Rocker: Was there anything too painful to put in the book?
Gramm: Not really.  I think anything that there was to talk about in my life or my career was broached.


Rocker: You survived a brain tumor.  How is your health these days?
Gramm: It’s been a while now, and recovery has been slow.  Four or five years after the operation, I was still not firing on all cylinders.  It is what it is though.  While the operation was a success and my life wasn’t in danger, the damage done by the tumor left me less than whole, that is, in terms of functioning as a normal human being.  I had to really work on putting the pieces of my life back together, doing certain day to day things and re- teaching myself.  Because of the tumor my memory of certain things was very spotty.  It was really unfortunate because the area where it was the most spotty were the lyrics to my songs.

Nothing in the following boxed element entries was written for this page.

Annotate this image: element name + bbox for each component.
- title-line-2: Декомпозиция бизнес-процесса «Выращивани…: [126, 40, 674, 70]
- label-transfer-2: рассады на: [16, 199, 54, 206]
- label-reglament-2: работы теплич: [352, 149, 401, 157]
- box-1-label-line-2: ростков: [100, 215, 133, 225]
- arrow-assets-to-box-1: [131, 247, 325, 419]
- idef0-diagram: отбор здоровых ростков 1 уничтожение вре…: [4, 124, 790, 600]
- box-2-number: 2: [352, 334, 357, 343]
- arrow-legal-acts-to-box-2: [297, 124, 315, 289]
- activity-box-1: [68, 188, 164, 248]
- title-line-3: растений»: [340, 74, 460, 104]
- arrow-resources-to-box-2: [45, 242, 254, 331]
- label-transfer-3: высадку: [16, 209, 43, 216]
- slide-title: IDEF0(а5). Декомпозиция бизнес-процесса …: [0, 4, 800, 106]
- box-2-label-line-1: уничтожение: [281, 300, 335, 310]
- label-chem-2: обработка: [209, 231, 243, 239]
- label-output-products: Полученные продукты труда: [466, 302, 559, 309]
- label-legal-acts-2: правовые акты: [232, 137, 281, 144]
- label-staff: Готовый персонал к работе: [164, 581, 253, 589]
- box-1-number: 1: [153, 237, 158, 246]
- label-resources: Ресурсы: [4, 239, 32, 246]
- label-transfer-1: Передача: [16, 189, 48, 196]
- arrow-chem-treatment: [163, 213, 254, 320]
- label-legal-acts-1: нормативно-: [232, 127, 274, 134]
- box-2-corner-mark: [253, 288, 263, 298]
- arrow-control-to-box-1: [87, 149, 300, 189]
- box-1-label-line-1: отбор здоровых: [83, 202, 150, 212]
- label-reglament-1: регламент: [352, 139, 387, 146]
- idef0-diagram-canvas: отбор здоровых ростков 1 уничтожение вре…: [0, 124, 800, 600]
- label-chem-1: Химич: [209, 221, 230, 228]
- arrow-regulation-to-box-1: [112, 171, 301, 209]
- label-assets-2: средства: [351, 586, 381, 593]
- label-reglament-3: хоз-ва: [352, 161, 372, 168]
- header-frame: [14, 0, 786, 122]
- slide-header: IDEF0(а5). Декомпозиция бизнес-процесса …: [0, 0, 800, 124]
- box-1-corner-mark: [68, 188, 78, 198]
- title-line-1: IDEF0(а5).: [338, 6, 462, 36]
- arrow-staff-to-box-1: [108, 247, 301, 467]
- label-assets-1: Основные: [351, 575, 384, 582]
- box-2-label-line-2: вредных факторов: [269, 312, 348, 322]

I used to be the kind of guy who ran all over the stage.  But after my operation my equilibrium was off.  I wasn’t running anyplace.  I was planted in one place the whole night and I had lyrics pasted to the floor all around me.  It wasn’t that I would forget everything.  I would start the song and the third line in the second verse was just blank to me.  When that point came, I would look down to a certain piece of paper and there it was for me.  I would sing that line and the rest of the song I’d be okay.  Now the memory is getting better and better.  I think my condition is better and better.  I’m feeling stronger.  I dropped a lot of weight that I had gained from the steroids I was taking.  Although I am feeling better I’m getting a little older too.  No more jumping off the lighting rigs for me.


Rocker: Does it bother you that Foreigner has continued without you?
Gramm: I understand that Mick (Jones) is very proud that he started that band and that he still wants to keep the name going.  But the trouble is that now because of his health issues, some nights there is not one real Foreigner in the band.  Yet they still continue playing.  He goes out occasionally and will do half the show.  I feel bad that he has had health problems.  I know he knows now what it was like when I was having problems.  Back then management and he were insistent that we continue touring when my doctors told me I had no business being on the road at all.  Sometimes he plays.  Sometimes he doesn’t.  Sometimes he’ll play half a show or not at all.  When I was in that critical situation it was a little different.  But it’s not fair to the fans.


Rocker: I imagine you have signed a lot of autographs.  What is the strangest thing you’ve ever been asked to sign?
Gramm: The strangest thing I had to sign was a great big woman’s breasts.


Rocker: Were the breasts big or the woman?
Gramm: Both.


Rocker: Are you working on a new solo CD?
Gramm: Possibly.  We have about a half dozen songs written that we are looking and listening hard to. We may put out an E.P. at some point. Also sometime in September I think Mick (Jones) and I are going to get together, which I’m really looking forward to.  We’re gonna see if some of the old magic is there without any catches, glitches or preconceived determinations.  We’re just gonna get together and write.


Rocker: How did this reunion come about?
Gramm: I think when we got inducted into the Songwriters Hall Of Fame in 2013 and we were rehearsing to play live for that show, we had a chance to have lunch and just talk.  I could feel the friendship rekindling again.  Without rushing into anything.  He has his own band.  I have my band.  But I think all we’ve done together and all we’ve been through…  We just kind of loosely committed to seeing if any of that magic is there.  I’m excited about it.